As such, many of the absolute standout records this year have been considerably more revealing and certainly out of the limelight of the mainstream. But regardless, the first six months have gifted fans with some damn good country music — not to borrow from Tim McGraw’s 2015 studio album. We take a look back at the past 6 months in country and have settled on what we think are the cream of the crop, in terms of storytelling and sturdiness with pushing the boundaries and living up to country’s past.

7 Best Albums Of 2016 (So Far):

Brandy Clark // Big Day in a Small Town

Clark’s sophomore effort is very much a concept album, comprised of the nitty-gritty aspects of small-town life. She boldly deals heavily in heartbreak, death and soul-shaking hurt. As always, she wraps in her classic wit to present her stories. Standouts include “Since You’ve Gone to Heaven,” “Homecoming Queen,” “Three Kids No Husband” and “Daughter.”

Maren Morris // HERO

The upstart’s influences run deep. Her new Sony Music debut record, you’ll find hip-hop, sugary pop and glossy rock. But underneath all the polishes, you’ll find some damn good country songwriting. Standouts include “I Could Use a Love Song,” “Rich,” lead single “My Church” and “Drunk Girls Don’t Cry.”

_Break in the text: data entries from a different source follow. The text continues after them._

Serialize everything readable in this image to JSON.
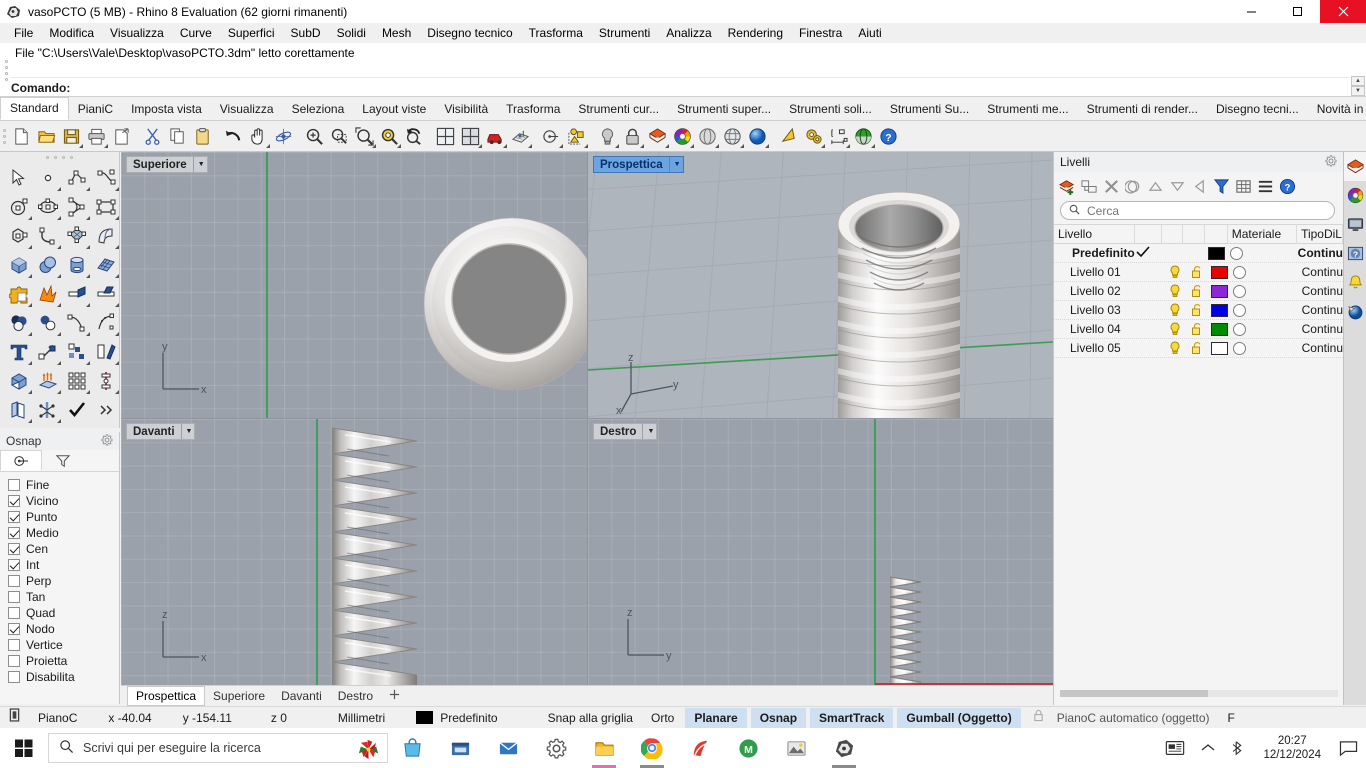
{
  "window": {
    "title": "vasoPCTO (5 MB) - Rhino 8 Evaluation (62 giorni rimanenti)",
    "minimize_label": "Riduci a icona",
    "maximize_label": "Ingrandisci",
    "close_label": "Chiudi"
  },
  "menubar": {
    "items": [
      "File",
      "Modifica",
      "Visualizza",
      "Curve",
      "Superfici",
      "SubD",
      "Solidi",
      "Mesh",
      "Disegno tecnico",
      "Trasforma",
      "Strumenti",
      "Analizza",
      "Rendering",
      "Finestra",
      "Aiuti"
    ]
  },
  "command": {
    "history": "File \"C:\\Users\\Vale\\Desktop\\vasoPCTO.3dm\" letto corettamente",
    "prompt_label": "Comando:",
    "input_value": "",
    "input_placeholder": ""
  },
  "toolbar_tabs": {
    "items": [
      "Standard",
      "PianiC",
      "Imposta vista",
      "Visualizza",
      "Seleziona",
      "Layout viste",
      "Visibilità",
      "Trasforma",
      "Strumenti cur...",
      "Strumenti super...",
      "Strumenti soli...",
      "Strumenti Su...",
      "Strumenti me...",
      "Strumenti di render...",
      "Disegno tecni...",
      "Novità in Rhin..."
    ],
    "active": "Standard",
    "gear_icon": "gear-icon"
  },
  "main_toolbar": {
    "buttons": [
      {
        "name": "new-file",
        "icon": "new-document-icon"
      },
      {
        "name": "open-file",
        "icon": "open-folder-icon"
      },
      {
        "name": "save-file",
        "icon": "floppy-save-icon"
      },
      {
        "name": "print",
        "icon": "printer-icon"
      },
      {
        "name": "export",
        "icon": "export-document-icon"
      },
      {
        "name": "cut",
        "icon": "scissors-icon"
      },
      {
        "name": "copy",
        "icon": "copy-icon"
      },
      {
        "name": "paste",
        "icon": "clipboard-paste-icon"
      },
      {
        "name": "undo",
        "icon": "undo-arrow-icon"
      },
      {
        "name": "pan",
        "icon": "hand-pan-icon"
      },
      {
        "name": "rotate-view",
        "icon": "orbit-icon"
      },
      {
        "name": "zoom-in",
        "icon": "zoom-in-magnifier-icon"
      },
      {
        "name": "zoom-window",
        "icon": "zoom-window-icon"
      },
      {
        "name": "zoom-extents",
        "icon": "zoom-extents-icon"
      },
      {
        "name": "zoom-selected",
        "icon": "zoom-selected-icon"
      },
      {
        "name": "zoom-previous",
        "icon": "zoom-previous-icon"
      },
      {
        "name": "four-viewports",
        "icon": "four-view-layout-icon"
      },
      {
        "name": "max-viewport",
        "icon": "maximize-view-icon"
      },
      {
        "name": "named-views",
        "icon": "car-view-icon"
      },
      {
        "name": "cplane",
        "icon": "cplane-grid-icon"
      },
      {
        "name": "select-circle",
        "icon": "select-circle-icon"
      },
      {
        "name": "select-objects",
        "icon": "select-objects-icon"
      },
      {
        "name": "lights",
        "icon": "lightbulb-icon"
      },
      {
        "name": "lock-object",
        "icon": "padlock-icon"
      },
      {
        "name": "layers",
        "icon": "layers-stack-icon"
      },
      {
        "name": "object-color",
        "icon": "color-wheel-icon"
      },
      {
        "name": "shaded-view",
        "icon": "shaded-sphere-icon"
      },
      {
        "name": "ghosted-view",
        "icon": "ghosted-sphere-icon"
      },
      {
        "name": "rendered-view",
        "icon": "blue-sphere-icon"
      },
      {
        "name": "render-cone",
        "icon": "render-cone-icon"
      },
      {
        "name": "options",
        "icon": "gears-options-icon"
      },
      {
        "name": "dimensions",
        "icon": "dimension-icon"
      },
      {
        "name": "analyze-surface",
        "icon": "green-sphere-analysis-icon"
      },
      {
        "name": "help",
        "icon": "help-question-icon"
      }
    ]
  },
  "left_toolbar": {
    "buttons": [
      {
        "name": "select-arrow",
        "icon": "arrow-cursor-icon"
      },
      {
        "name": "point-object",
        "icon": "point-icon"
      },
      {
        "name": "polyline",
        "icon": "polyline-icon"
      },
      {
        "name": "curve-control-points",
        "icon": "curve-icon"
      },
      {
        "name": "circle",
        "icon": "circle-icon"
      },
      {
        "name": "ellipse",
        "icon": "ellipse-icon"
      },
      {
        "name": "arc",
        "icon": "arc-icon"
      },
      {
        "name": "rectangle",
        "icon": "rectangle-icon"
      },
      {
        "name": "polygon",
        "icon": "polygon-icon"
      },
      {
        "name": "fillet-curve",
        "icon": "fillet-icon"
      },
      {
        "name": "surface-from-points",
        "icon": "surface-points-icon"
      },
      {
        "name": "surface-sweep",
        "icon": "surface-sweep-icon"
      },
      {
        "name": "box",
        "icon": "box-icon"
      },
      {
        "name": "sphere-union",
        "icon": "boolean-union-icon"
      },
      {
        "name": "cylinder",
        "icon": "cylinder-icon"
      },
      {
        "name": "surface-mesh",
        "icon": "mesh-surface-icon"
      },
      {
        "name": "boolean-difference",
        "icon": "puzzle-boolean-icon"
      },
      {
        "name": "explode",
        "icon": "explode-icon"
      },
      {
        "name": "trim",
        "icon": "trim-icon"
      },
      {
        "name": "split",
        "icon": "split-icon"
      },
      {
        "name": "boolean-3-circles",
        "icon": "three-spheres-icon"
      },
      {
        "name": "boolean-2-circles",
        "icon": "two-circles-icon"
      },
      {
        "name": "curve-edit",
        "icon": "curve-edit-icon"
      },
      {
        "name": "rebuild-curve",
        "icon": "rebuild-curve-icon"
      },
      {
        "name": "text-object",
        "icon": "text-t-icon"
      },
      {
        "name": "scale",
        "icon": "scale-arrow-icon"
      },
      {
        "name": "array",
        "icon": "array-icon"
      },
      {
        "name": "orient",
        "icon": "orient-icon"
      },
      {
        "name": "cap-solid",
        "icon": "cap-box-icon"
      },
      {
        "name": "extrude",
        "icon": "extrude-up-icon"
      },
      {
        "name": "array-grid",
        "icon": "grid-array-icon"
      },
      {
        "name": "analyze-direction",
        "icon": "direction-analysis-icon"
      },
      {
        "name": "offset-surface",
        "icon": "offset-surface-icon"
      },
      {
        "name": "kinematics",
        "icon": "kinematics-icon"
      },
      {
        "name": "check-object",
        "icon": "checkmark-icon"
      },
      {
        "name": "more-tools",
        "icon": "chevron-double-right-icon"
      }
    ]
  },
  "osnap": {
    "title": "Osnap",
    "gear_icon": "gear-icon",
    "tabs": [
      {
        "name": "osnap-tab",
        "icon": "osnap-target-icon",
        "active": true
      },
      {
        "name": "filter-tab",
        "icon": "filter-funnel-icon",
        "active": false
      }
    ],
    "items": [
      {
        "label": "Fine",
        "checked": false
      },
      {
        "label": "Vicino",
        "checked": true
      },
      {
        "label": "Punto",
        "checked": true
      },
      {
        "label": "Medio",
        "checked": true
      },
      {
        "label": "Cen",
        "checked": true
      },
      {
        "label": "Int",
        "checked": true
      },
      {
        "label": "Perp",
        "checked": false
      },
      {
        "label": "Tan",
        "checked": false
      },
      {
        "label": "Quad",
        "checked": false
      },
      {
        "label": "Nodo",
        "checked": true
      },
      {
        "label": "Vertice",
        "checked": false
      },
      {
        "label": "Proietta",
        "checked": false
      },
      {
        "label": "Disabilita",
        "checked": false
      }
    ]
  },
  "viewports": [
    {
      "name": "top",
      "label": "Superiore",
      "active": false,
      "axes": [
        "y",
        "x"
      ]
    },
    {
      "name": "persp",
      "label": "Prospettica",
      "active": true,
      "axes": [
        "z",
        "y",
        "x"
      ]
    },
    {
      "name": "front",
      "label": "Davanti",
      "active": false,
      "axes": [
        "z",
        "x"
      ]
    },
    {
      "name": "right",
      "label": "Destro",
      "active": false,
      "axes": [
        "z",
        "y"
      ]
    }
  ],
  "viewport_tabs": {
    "items": [
      "Prospettica",
      "Superiore",
      "Davanti",
      "Destro"
    ],
    "active": "Prospettica",
    "add_label": "+"
  },
  "layers_panel": {
    "title": "Livelli",
    "gear_icon": "gear-icon",
    "tools": [
      {
        "name": "new-layer",
        "icon": "new-layer-icon"
      },
      {
        "name": "new-sublayer",
        "icon": "new-sublayer-icon"
      },
      {
        "name": "delete-layer",
        "icon": "delete-x-icon"
      },
      {
        "name": "duplicate-layer",
        "icon": "duplicate-layer-icon"
      },
      {
        "name": "move-up",
        "icon": "triangle-up-icon"
      },
      {
        "name": "move-down",
        "icon": "triangle-down-icon"
      },
      {
        "name": "move-left",
        "icon": "triangle-left-icon"
      },
      {
        "name": "filter",
        "icon": "filter-funnel-icon"
      },
      {
        "name": "columns",
        "icon": "table-grid-icon"
      },
      {
        "name": "menu",
        "icon": "hamburger-menu-icon"
      },
      {
        "name": "help",
        "icon": "help-question-icon"
      }
    ],
    "search": {
      "placeholder": "Cerca",
      "value": "",
      "icon": "search-icon"
    },
    "columns": [
      "Livello",
      "",
      "",
      "",
      "",
      "Materiale",
      "TipoDiL"
    ],
    "rows": [
      {
        "name": "Predefinito",
        "current": true,
        "bulb": false,
        "lock": false,
        "color": "#000000",
        "material": "",
        "linetype": "Continu"
      },
      {
        "name": "Livello 01",
        "current": false,
        "bulb": true,
        "lock": true,
        "color": "#ea0000",
        "material": "",
        "linetype": "Continu"
      },
      {
        "name": "Livello 02",
        "current": false,
        "bulb": true,
        "lock": true,
        "color": "#8d26d9",
        "material": "",
        "linetype": "Continu"
      },
      {
        "name": "Livello 03",
        "current": false,
        "bulb": true,
        "lock": true,
        "color": "#0000e6",
        "material": "",
        "linetype": "Continu"
      },
      {
        "name": "Livello 04",
        "current": false,
        "bulb": true,
        "lock": true,
        "color": "#008a00",
        "material": "",
        "linetype": "Continu"
      },
      {
        "name": "Livello 05",
        "current": false,
        "bulb": true,
        "lock": true,
        "color": "#ffffff",
        "material": "",
        "linetype": "Continu"
      }
    ]
  },
  "rail": {
    "items": [
      {
        "name": "layers-rail",
        "icon": "layers-stack-icon",
        "selected": true
      },
      {
        "name": "colors-rail",
        "icon": "color-wheel-icon",
        "selected": false
      },
      {
        "name": "display-rail",
        "icon": "monitor-icon",
        "selected": false
      },
      {
        "name": "help-rail",
        "icon": "help-panel-icon",
        "selected": false
      },
      {
        "name": "notifications-rail",
        "icon": "bell-icon",
        "selected": false
      },
      {
        "name": "render-rail",
        "icon": "render-globe-icon",
        "selected": false
      }
    ]
  },
  "statusbar": {
    "cplane_icon": "cplane-icon",
    "cplane_label": "PianoC",
    "x": "x -40.04",
    "y": "y -154.11",
    "z": "z 0",
    "units": "Millimetri",
    "layer_swatch": "#000000",
    "layer_label": "Predefinito",
    "toggles": [
      {
        "label": "Snap alla griglia",
        "on": false
      },
      {
        "label": "Orto",
        "on": false
      },
      {
        "label": "Planare",
        "on": true
      },
      {
        "label": "Osnap",
        "on": true
      },
      {
        "label": "SmartTrack",
        "on": true
      },
      {
        "label": "Gumball (Oggetto)",
        "on": true
      }
    ],
    "lock_icon": "padlock-icon",
    "auto_cplane": "PianoC automatico (oggetto)",
    "trailing": "F"
  },
  "taskbar": {
    "start_icon": "windows-start-icon",
    "search": {
      "placeholder": "Scrivi qui per eseguire la ricerca",
      "value": "",
      "icon": "search-icon"
    },
    "cortana_icon": "poinsettia-flower-icon",
    "apps": [
      {
        "name": "store",
        "icon": "store-bag-icon",
        "active": false
      },
      {
        "name": "file-explorer",
        "icon": "folder-explorer-icon",
        "active": false
      },
      {
        "name": "mail",
        "icon": "mail-icon",
        "active": false
      },
      {
        "name": "settings",
        "icon": "gear-icon",
        "active": false
      },
      {
        "name": "files",
        "icon": "yellow-folder-icon",
        "active": true
      },
      {
        "name": "chrome",
        "icon": "chrome-icon",
        "active": true
      },
      {
        "name": "app-red",
        "icon": "red-swirl-icon",
        "active": false
      },
      {
        "name": "app-green",
        "icon": "green-circle-m-icon",
        "active": false
      },
      {
        "name": "photos",
        "icon": "photos-icon",
        "active": false
      },
      {
        "name": "rhino",
        "icon": "rhino-icon",
        "active": true
      }
    ],
    "tray": [
      {
        "name": "news-widget",
        "icon": "news-icon"
      },
      {
        "name": "show-hidden-icons",
        "icon": "chevron-up-icon"
      },
      {
        "name": "bluetooth",
        "icon": "bluetooth-icon"
      }
    ],
    "clock": {
      "time": "20:27",
      "date": "12/12/2024"
    },
    "action_center_icon": "speech-bubble-icon"
  }
}
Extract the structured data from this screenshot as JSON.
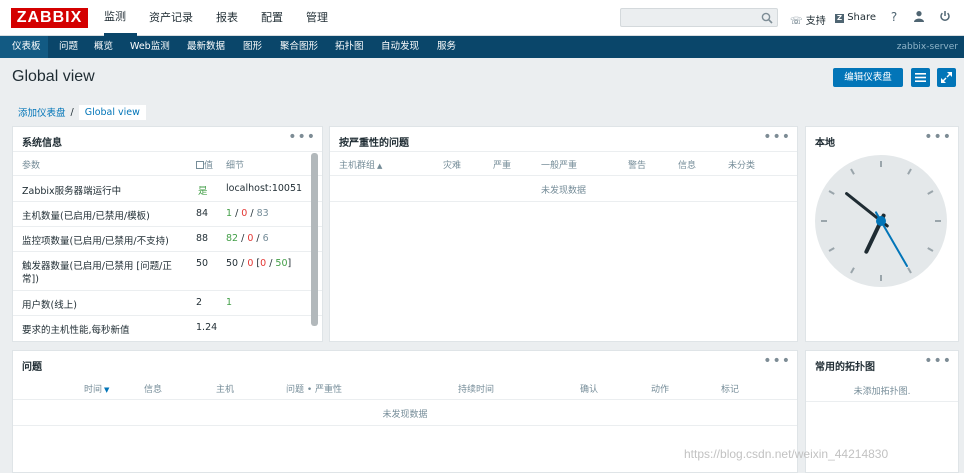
{
  "header": {
    "logo": "ZABBIX",
    "menu": [
      {
        "label": "监测",
        "active": true
      },
      {
        "label": "资产记录",
        "active": false
      },
      {
        "label": "报表",
        "active": false
      },
      {
        "label": "配置",
        "active": false
      },
      {
        "label": "管理",
        "active": false
      }
    ],
    "support_label": "支持",
    "share_label": "Share",
    "help_icon": "help-icon",
    "user_icon": "user-icon",
    "power_icon": "power-icon",
    "search_placeholder": ""
  },
  "subnav": {
    "items": [
      {
        "label": "仪表板",
        "active": true
      },
      {
        "label": "问题"
      },
      {
        "label": "概览"
      },
      {
        "label": "Web监测"
      },
      {
        "label": "最新数据"
      },
      {
        "label": "图形"
      },
      {
        "label": "聚合图形"
      },
      {
        "label": "拓扑图"
      },
      {
        "label": "自动发现"
      },
      {
        "label": "服务"
      }
    ],
    "server_name": "zabbix-server"
  },
  "page": {
    "title": "Global view",
    "edit_button": "编辑仪表盘",
    "breadcrumb": {
      "parent": "添加仪表盘",
      "separator": "/",
      "current": "Global view"
    }
  },
  "system_info": {
    "title": "系统信息",
    "dots": "•••",
    "columns": {
      "param": "参数",
      "value": "值",
      "detail": "细节"
    },
    "rows": [
      {
        "param": "Zabbix服务器端运行中",
        "value": "是",
        "detail": "localhost:10051"
      },
      {
        "param": "主机数量(已启用/已禁用/模板)",
        "value": "84",
        "d1": "1",
        "d2": "0",
        "d3": "83"
      },
      {
        "param": "监控项数量(已启用/已禁用/不支持)",
        "value": "88",
        "d1": "82",
        "d2": "0",
        "d3": "6"
      },
      {
        "param": "触发器数量(已启用/已禁用 [问题/正",
        "param2": "常])",
        "value": "50",
        "d1": "50",
        "d2": "0",
        "d3": "0",
        "d4": "50"
      },
      {
        "param": "用户数(线上)",
        "value": "2",
        "detail": "1"
      },
      {
        "param": "要求的主机性能,每秒新值",
        "value": "1.24",
        "detail": ""
      }
    ]
  },
  "problems_by_severity": {
    "title": "按严重性的问题",
    "dots": "•••",
    "columns": [
      "主机群组",
      "灾难",
      "严重",
      "一般严重",
      "警告",
      "信息",
      "未分类"
    ],
    "sort_arrow": "▲",
    "no_data": "未发现数据"
  },
  "local_clock": {
    "title": "本地",
    "dots": "•••",
    "hour": 6,
    "minute": 51,
    "second": 25
  },
  "problems": {
    "title": "问题",
    "dots": "•••",
    "columns": [
      "时间",
      "信息",
      "主机",
      "问题 • 严重性",
      "持续时间",
      "确认",
      "动作",
      "标记"
    ],
    "sort_arrow": "▼",
    "no_data": "未发现数据"
  },
  "fav_maps": {
    "title": "常用的拓扑图",
    "dots": "•••",
    "empty": "未添加拓扑图."
  },
  "watermark": "https://blog.csdn.net/weixin_44214830",
  "colors": {
    "brand": "#d40000",
    "nav": "#0a466a",
    "button": "#0275b8",
    "green": "#429e47",
    "red": "#e33734"
  }
}
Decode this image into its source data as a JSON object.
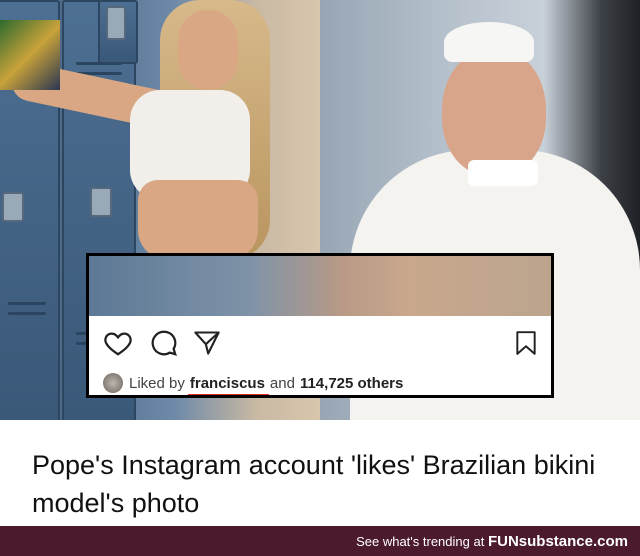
{
  "instagram": {
    "liked_by_prefix": "Liked by",
    "liked_by_user": "franciscus",
    "and_text": "and",
    "likes_count": "114,725 others"
  },
  "headline": {
    "text": "Pope's Instagram account 'likes' Brazilian bikini model's photo"
  },
  "footer": {
    "cta": "See what's trending at",
    "brand_part1": "FUN",
    "brand_part2": "substance",
    "brand_part3": ".com"
  },
  "colors": {
    "underline": "#e0281e",
    "footer_bg": "#4b1a2e"
  },
  "icons": [
    "heart-icon",
    "comment-icon",
    "share-icon",
    "bookmark-icon"
  ]
}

Margo Price // Midwest Farmer’s Daughter

If you’re itching for some straight-up classic country music, Price’s debut full-length is the perfect anecdote to the mainstream. Standouts include “Hurtin’ (on the Bottle),” “About to Find Out,” “Tennessee Song” and “This Town Gets Around.”

Todd Lewis Kramer // Fairground

Kramer’s debut studio album is decidedly more Americana-Folk, but the passion in his songwriting and his vocal is framed around traditions of country music. Standouts include “Tennessee,” “Anna” and “Counting Down the Days.”

Sturgill Simpson // A Sailor’s Guide to Earth

He’s ever the underdog, and for good reason. Following the surprise success of Chris Stapleton, it is likely Simpson could benefit from mainstream country being more accepting of traditional roots music. It’s about time. Standouts include “Breakers Roar,” “Oh Sarah” and “Keep It Between the Lines.”

Brothers Osborne // Pawn Shop

In modern terms, this breakout duo are exactly the kind of act which pushes the genre forward without ever losing sight of the past. Standouts include “Stay a Little Longer,” “21 Summer,” “Pawn Shop” and “Loving Me Back” (featuring Lee Ann Womack).

Wynonna & the Big Noise // Self-Titled

Wynonna & the Big Noise made a splashy return with an album stunningly and impressively country. Having taken some time out of the spotlight, Wynonna sharpened her songwriting and interpretative skills in obvious ways. Standouts include “Things That I Lean On” (featuring Jason Isbell), “Jesus and a Jukebox” and “Something You Can’t Live Without.”